Here the CYPs catalyzing hydroxylation of syn-stemarene at C19 and, as shown here, the subsequent hydroxylation at C2α required for oryzalexin S biosynthesis were identified as the closely related paralogous pairs CYP99A2/3 and CYP71Z21/22 (respectively). The activity of CYP71Z21/22 is somewhat surprising given the differences between the macrocyclic ent-casbene that these react upon for ent-10-oxodepressin production versus the labdane-related (multicyclic) syn-stemar-13-en-19-ol these react with for oryzalexin S biosynthesis. Regardless, the encoding pair of genes are found in the previously identified c4BGC and c7BGC (respectively), with the former also containing that for the syn-CPP synthase OsCPS4, which is required for production of oryzalexin S (Zhang et al. 2021). By contrast, the gene for the relevant syn-stemarene synthase OsKSL8(j) is located elsewhere (chromosome 11), and then cross-stitches together these two BGCs to form the oryzalexin S biosynthetic pathway.
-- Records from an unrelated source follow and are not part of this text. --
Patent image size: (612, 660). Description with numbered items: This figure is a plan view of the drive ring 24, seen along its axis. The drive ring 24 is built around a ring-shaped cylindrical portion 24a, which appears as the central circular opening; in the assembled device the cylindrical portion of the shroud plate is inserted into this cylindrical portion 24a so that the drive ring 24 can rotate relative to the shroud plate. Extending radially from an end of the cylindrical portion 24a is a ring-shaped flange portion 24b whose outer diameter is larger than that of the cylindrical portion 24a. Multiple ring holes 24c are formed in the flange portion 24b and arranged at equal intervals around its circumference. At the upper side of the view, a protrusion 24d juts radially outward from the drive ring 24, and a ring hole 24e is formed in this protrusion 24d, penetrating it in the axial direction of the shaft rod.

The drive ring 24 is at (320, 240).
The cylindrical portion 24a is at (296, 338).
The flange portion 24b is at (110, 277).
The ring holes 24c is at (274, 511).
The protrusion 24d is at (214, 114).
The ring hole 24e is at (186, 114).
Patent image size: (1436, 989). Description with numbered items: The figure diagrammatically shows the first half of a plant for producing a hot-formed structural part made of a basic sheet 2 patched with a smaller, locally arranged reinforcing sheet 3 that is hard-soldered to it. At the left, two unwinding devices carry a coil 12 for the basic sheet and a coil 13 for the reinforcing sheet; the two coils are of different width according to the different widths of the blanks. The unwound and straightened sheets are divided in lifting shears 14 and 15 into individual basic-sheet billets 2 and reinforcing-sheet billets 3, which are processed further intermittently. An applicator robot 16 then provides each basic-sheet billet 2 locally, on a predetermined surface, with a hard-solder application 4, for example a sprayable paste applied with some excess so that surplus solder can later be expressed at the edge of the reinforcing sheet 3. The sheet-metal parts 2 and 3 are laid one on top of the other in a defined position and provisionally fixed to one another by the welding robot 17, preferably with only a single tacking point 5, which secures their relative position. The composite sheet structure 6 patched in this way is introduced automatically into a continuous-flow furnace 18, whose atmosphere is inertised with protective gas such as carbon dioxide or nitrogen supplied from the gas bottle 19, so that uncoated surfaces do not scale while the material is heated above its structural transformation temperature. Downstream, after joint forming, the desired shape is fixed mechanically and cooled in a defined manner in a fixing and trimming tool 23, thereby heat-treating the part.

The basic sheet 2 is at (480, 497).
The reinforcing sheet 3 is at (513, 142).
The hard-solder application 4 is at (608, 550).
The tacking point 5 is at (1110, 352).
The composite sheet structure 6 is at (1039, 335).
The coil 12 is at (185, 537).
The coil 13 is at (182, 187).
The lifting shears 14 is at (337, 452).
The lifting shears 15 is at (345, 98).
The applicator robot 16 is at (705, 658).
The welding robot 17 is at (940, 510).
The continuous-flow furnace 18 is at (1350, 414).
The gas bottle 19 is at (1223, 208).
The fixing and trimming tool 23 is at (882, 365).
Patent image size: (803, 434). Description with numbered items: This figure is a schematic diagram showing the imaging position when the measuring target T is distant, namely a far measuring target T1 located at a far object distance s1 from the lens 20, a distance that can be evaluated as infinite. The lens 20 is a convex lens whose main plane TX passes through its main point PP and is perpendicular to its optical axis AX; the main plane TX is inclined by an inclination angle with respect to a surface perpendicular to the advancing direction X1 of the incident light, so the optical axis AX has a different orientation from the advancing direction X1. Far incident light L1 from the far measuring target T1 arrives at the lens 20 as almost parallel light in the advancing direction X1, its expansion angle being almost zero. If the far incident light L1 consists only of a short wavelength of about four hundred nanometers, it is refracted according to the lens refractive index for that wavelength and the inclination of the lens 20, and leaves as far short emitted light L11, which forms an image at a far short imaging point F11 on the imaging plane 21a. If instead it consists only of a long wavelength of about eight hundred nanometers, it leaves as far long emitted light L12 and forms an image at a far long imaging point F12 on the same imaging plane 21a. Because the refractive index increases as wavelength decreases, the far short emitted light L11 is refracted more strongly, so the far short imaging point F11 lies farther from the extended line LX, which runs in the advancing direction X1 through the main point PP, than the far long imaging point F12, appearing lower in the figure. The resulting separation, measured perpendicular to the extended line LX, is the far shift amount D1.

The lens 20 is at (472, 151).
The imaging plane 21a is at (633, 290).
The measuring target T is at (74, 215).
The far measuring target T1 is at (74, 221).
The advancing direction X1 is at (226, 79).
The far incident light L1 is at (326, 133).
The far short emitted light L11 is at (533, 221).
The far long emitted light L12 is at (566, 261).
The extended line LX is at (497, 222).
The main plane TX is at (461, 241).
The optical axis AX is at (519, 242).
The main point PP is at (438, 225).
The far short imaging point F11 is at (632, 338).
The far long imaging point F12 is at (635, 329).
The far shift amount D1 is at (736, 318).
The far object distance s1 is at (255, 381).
Given both OsKSL8j and the c7BGC are specifically associated with ssp. japonica (Toyomasu et al. 2016; Zhan et al. 2020), and, especially, the discovery that OsKSL11 is a functionally distinct ssp. indica derived allele (more accurately termed OsKSL8i), a wider examination of the genes relevant to oryzalexin S biosynthesis was carried out here. The results were consistent with the previous suggestion that such metabolism was present in the progenitor of ssp. japonica and O. rufipogon (Toyomasu et al. 2016), with possibly more ancient origins suggested by the presence of the relevant genes more widely in the Oryza genus (although this latter hypothesis needs further investigation). Strikingly, in O. sativa ssp. japonica it appears the OsKSL8j allele has only been retained in temperate cultivars, with those from (sub)tropical climates containing OsKSL8i (OsKSL11) instead. While gene flow via hybridization and introgression from ssp. japonica into ssp. indica is well known (Wing et al. 2018), these results indicate introgression of this functionally distinct allele in the opposite direction (i.e., from ssp. indica into ssp. japonica), with the accompanying disappearance of oryzalexin S. Indeed, an even more extreme case is found in ssp. basmati, where a highly divergent allele appears. Thus, it will be of interest to determine the product of this OsKSL8 variant. In addition, although CYP99A3 from the widespread c4BGC has been reported to catalyze oxygenation at C19 of the syn-stemod-13(17)-ene product of OsKSL8i (OsKSL11) (Wang et al. 2011), this is not sufficient for diterpenoid solubility and bioactivity, which invariably requires at least two spatially separated oxy groups (Wu et al. 2013). However, syn-stemod-13(17)-en-19-ol is not further transformed by CYP71Z21/22 (data not shown). Accordingly, no syn-stemod-13(17)-ene derived phytoalexin has yet been identified, so it will be of interest to investigate any additional oxygenation of this to examine bioactivity and determine the basis for introgression of OsKSL8i into (sub)tropical ssp. japonica, as well as the more divergent allele found in ssp. basmati.